As discussed in 3.3, our goal with using a ReLU is to clearly model the point of emergence, rather than to accurately model performance after the point of emergence. In the latter case, alternative functional forms can be used (1). To model how the point of emergence shifts as a function of data, we use a power-law, which is commonly used in scaling laws (2).
In A.2, we include ablations of variants of our functional form, giving empirical support for our decisions.
The paper lacks...
Thanks for catching this! L is the pretraining loss and D the data amount. We will ensure this is clear in the final.
Thanks for the comments! Please let us know if you have any additional thoughts.
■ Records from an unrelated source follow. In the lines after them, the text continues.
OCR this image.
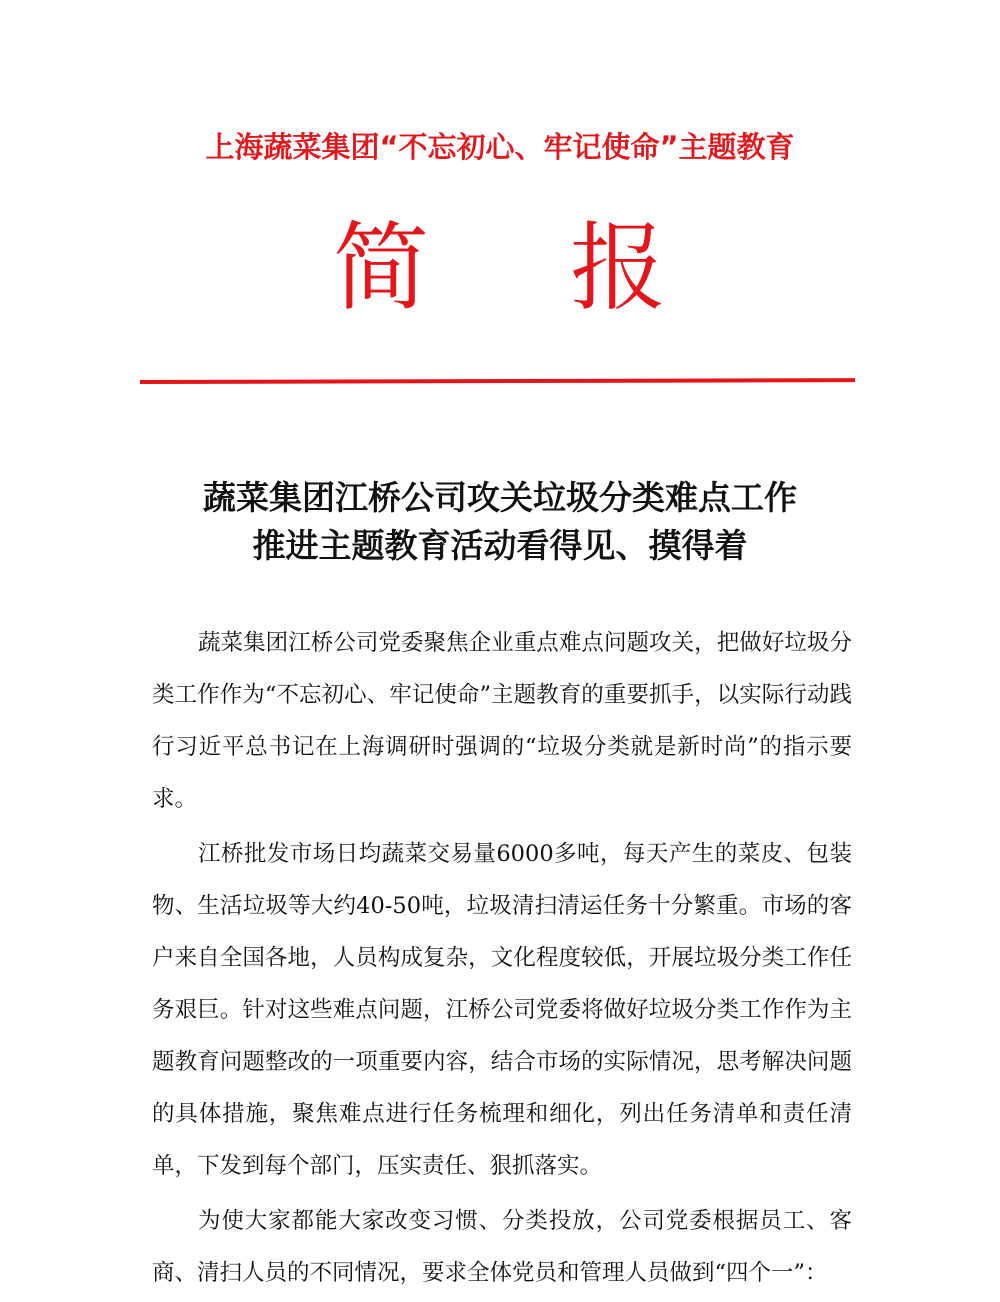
上海蔬菜集团“不忘初心、牢记使命”主题教育
简 报
蔬菜集团江桥公司攻关垃圾分类难点工作
推进主题教育活动看得见、摸得着

蔬菜集团江桥公司党委聚焦企业重点难点问题攻关，把做好垃圾分类工作作为“不忘初心、牢记使命”主题教育的重要抓手，以实际行动践行习近平总书记在上海调研时强调的“垃圾分类就是新时尚”的指示要求。

江桥批发市场日均蔬菜交易量6000多吨，每天产生的菜皮、包装物、生活垃圾等大约40-50吨，垃圾清扫清运任务十分繁重。市场的客户来自全国各地，人员构成复杂，文化程度较低，开展垃圾分类工作任务艰巨。针对这些难点问题，江桥公司党委将做好垃圾分类工作作为主题教育问题整改的一项重要内容，结合市场的实际情况，思考解决问题的具体措施，聚焦难点进行任务梳理和细化，列出任务清单和责任清单，下发到每个部门，压实责任、狠抓落实。

为使大家都能大家改变习惯、分类投放，公司党委根据员工、客商、清扫人员的不同情况，要求全体党员和管理人员做到“四个一”：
The paper proposes a novel approach to predict emergent capabilities in language models by utilizing fine-tuning on specific tasks, thereby anticipating the emergence of performance improvements in models with fewer computational resources. This research addresses a significant challenge in AI and presents valuable insights, supported by extensive experimental analysis. While the methodology demonstrates promising predictive accuracy, particularly in shifting the point of emergence, the paper could benefit from clearer explanations of certain variables and further validation across diverse model architectures and tasks. The reviewers appreciated the innovative approach and potential impact but highlighted areas for clarification and further validation. Overall, the paper is marginally above the acceptance threshold, with reviewers recognizing its importance and suggesting constructive improvements for the final version. Therefore, I recommend acceptance, contingent upon addressing the noted concerns and enhancing clarity.